Lors d’un entretien au Figaro, puis sur Europe 1, le ministre de l’Economie a rappelé que Renault jouait « sa survie ».

Discours alarmiste, vendredi 22 mai, au sujet du fleuron de l’industrie française. Renault est dans une très mauvaise passe suite à la crise sanitaire et Bruno Le Maire l’a fait savoir.
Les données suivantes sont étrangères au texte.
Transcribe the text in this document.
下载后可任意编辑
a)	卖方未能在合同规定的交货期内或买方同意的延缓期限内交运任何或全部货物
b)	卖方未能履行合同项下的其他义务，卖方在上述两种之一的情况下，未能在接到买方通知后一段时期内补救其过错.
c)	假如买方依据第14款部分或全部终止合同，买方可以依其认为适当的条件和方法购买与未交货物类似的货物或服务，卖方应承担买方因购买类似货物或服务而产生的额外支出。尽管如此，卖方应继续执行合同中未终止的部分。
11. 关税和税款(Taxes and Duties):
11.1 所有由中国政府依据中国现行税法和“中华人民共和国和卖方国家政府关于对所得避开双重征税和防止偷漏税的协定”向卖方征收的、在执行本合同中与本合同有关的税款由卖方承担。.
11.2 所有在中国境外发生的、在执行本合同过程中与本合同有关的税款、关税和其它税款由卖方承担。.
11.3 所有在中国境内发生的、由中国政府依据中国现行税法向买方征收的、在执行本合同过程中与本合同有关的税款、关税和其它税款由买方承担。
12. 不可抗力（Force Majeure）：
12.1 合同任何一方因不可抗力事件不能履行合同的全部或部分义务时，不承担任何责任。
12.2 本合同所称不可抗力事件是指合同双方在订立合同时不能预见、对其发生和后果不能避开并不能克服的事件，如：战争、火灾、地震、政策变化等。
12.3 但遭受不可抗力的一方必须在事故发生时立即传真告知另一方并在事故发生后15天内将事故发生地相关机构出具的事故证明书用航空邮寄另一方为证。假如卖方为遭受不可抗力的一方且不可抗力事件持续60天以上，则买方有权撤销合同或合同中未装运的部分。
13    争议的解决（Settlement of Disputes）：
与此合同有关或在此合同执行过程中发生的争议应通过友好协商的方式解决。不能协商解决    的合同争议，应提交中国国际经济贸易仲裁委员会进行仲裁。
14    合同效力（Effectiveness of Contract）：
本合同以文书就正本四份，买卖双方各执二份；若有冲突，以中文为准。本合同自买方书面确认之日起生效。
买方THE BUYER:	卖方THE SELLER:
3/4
« Sur la gravité de la crise, comme sur la situation des entreprises, je continuerai de tenir un discours de vérité : Renault joue sa survie », a expliqué le ministre de l’Economie dans un entretien au Figaro. Et dans une forme de menace au sujet du prêt de 5 milliards d’euros qui doit être accordé au constructeur : « Ce prêt, je ne l’ai pas encore signé. » L’État français, premier actionnaire de Renault avec 15% du capital, a accepté de voler à son secours en garantissant ce prêt. Mais le plan d’économie de 2 milliards d’euros que doit annoncer Renault, qui pourrait impliquer la fermeture de trois usines en France, ainsi qu’une reconversion de l’installation emblématique de Flins (Yvelines), a provoqué des secousses à L’Elysée. « Nous serons intransigeants » sur la “préservation » des sites, avait lancé le Premier ministre Edouard Philippe, mercredi 20 mai.

Invité de la matinale d’Europe 1 vendredi 22 mai, Le Maire a martelé son inquiétude : « Oui, Renault peut disparaître, il faut être lucide. » Avant de préciser : « Il y a urgence à agir. Je n’ai jamais caché la gravité de la crise, et je ne cache pas la gravité de la situation de Renault. »

Depuis le début de la crise sanitaire, Renault a vu ses usines et son réseau commercial paralysés, avec une chute du marché du neuf de 76,3% en avril. En 2019, le constructeur avait subi sa première perte nette en dix ans.

Pour sauver Renault, la stratégie du ministre de l’Economie est d’en faire « l’un des constructeurs les plus avancés de la planète, en pointe sur le véhicule électrique.»